Although Miyazaki’s approach to filmmaking was completely different from standard Hollywood procedures, Spirited Away became immensely popular in the US and even managed to strike a distribution deal with Disney. Miyazaki chose to work on the animations before the script was finalised, allowing the story to develop through the visuals instead. His unique methods helped establish Spirited Away as the highest-grossing anime film of all time, only overtaken by Your Name in 2016. It was the first anime feature film to ever win an Academy Away for Best Animated Feature, in 2003.

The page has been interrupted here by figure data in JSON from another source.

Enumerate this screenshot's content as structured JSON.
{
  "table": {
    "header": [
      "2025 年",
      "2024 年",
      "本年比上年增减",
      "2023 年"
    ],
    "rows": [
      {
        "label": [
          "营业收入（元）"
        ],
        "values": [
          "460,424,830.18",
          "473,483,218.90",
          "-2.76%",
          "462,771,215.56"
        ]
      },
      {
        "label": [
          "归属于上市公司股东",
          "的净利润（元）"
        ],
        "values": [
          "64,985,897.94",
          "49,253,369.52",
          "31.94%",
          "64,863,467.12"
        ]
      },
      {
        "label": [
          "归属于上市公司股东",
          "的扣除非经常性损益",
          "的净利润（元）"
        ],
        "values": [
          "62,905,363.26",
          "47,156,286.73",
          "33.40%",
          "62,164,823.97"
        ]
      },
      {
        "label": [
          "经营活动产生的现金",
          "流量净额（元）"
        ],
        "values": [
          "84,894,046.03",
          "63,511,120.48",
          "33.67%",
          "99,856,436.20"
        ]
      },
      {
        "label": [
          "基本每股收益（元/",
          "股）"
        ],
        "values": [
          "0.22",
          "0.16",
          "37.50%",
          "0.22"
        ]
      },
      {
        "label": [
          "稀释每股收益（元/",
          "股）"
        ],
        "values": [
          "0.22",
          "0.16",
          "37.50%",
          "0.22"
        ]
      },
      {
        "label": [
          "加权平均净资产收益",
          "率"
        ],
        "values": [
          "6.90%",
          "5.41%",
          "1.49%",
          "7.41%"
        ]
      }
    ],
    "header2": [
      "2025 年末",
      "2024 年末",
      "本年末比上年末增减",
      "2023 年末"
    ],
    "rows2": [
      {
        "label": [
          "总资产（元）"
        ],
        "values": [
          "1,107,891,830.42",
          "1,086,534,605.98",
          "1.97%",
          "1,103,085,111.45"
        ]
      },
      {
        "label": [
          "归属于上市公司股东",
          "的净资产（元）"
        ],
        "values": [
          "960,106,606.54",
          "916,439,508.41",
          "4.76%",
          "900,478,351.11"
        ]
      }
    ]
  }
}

The influence of Spirited Away on animated films in popular culture is a very dominant one, most easily observed in Disney productions like Brave (2012) and Frozen (2013) which feature strong female protagonists and mystical worlds. John Lasseter, the Chief Creative Officer of Pixar had been friends with Miyazaki since the 1980s because they really admired each other’s works. It was because of Lasseter’s incessant efforts that Spirited Away was introduced to an American audience and gained the cult status that it has today.
It is safe to say that Spirited Away will remain one of the most iconic works of animated filmmaking for a long, long time. Miyazaki and his wonderful world of quirky, vibrant characters will be fondly remembered by the innumerable individuals, children and adults alike, who entered the mysterious world of Spirited Away and never really made it out.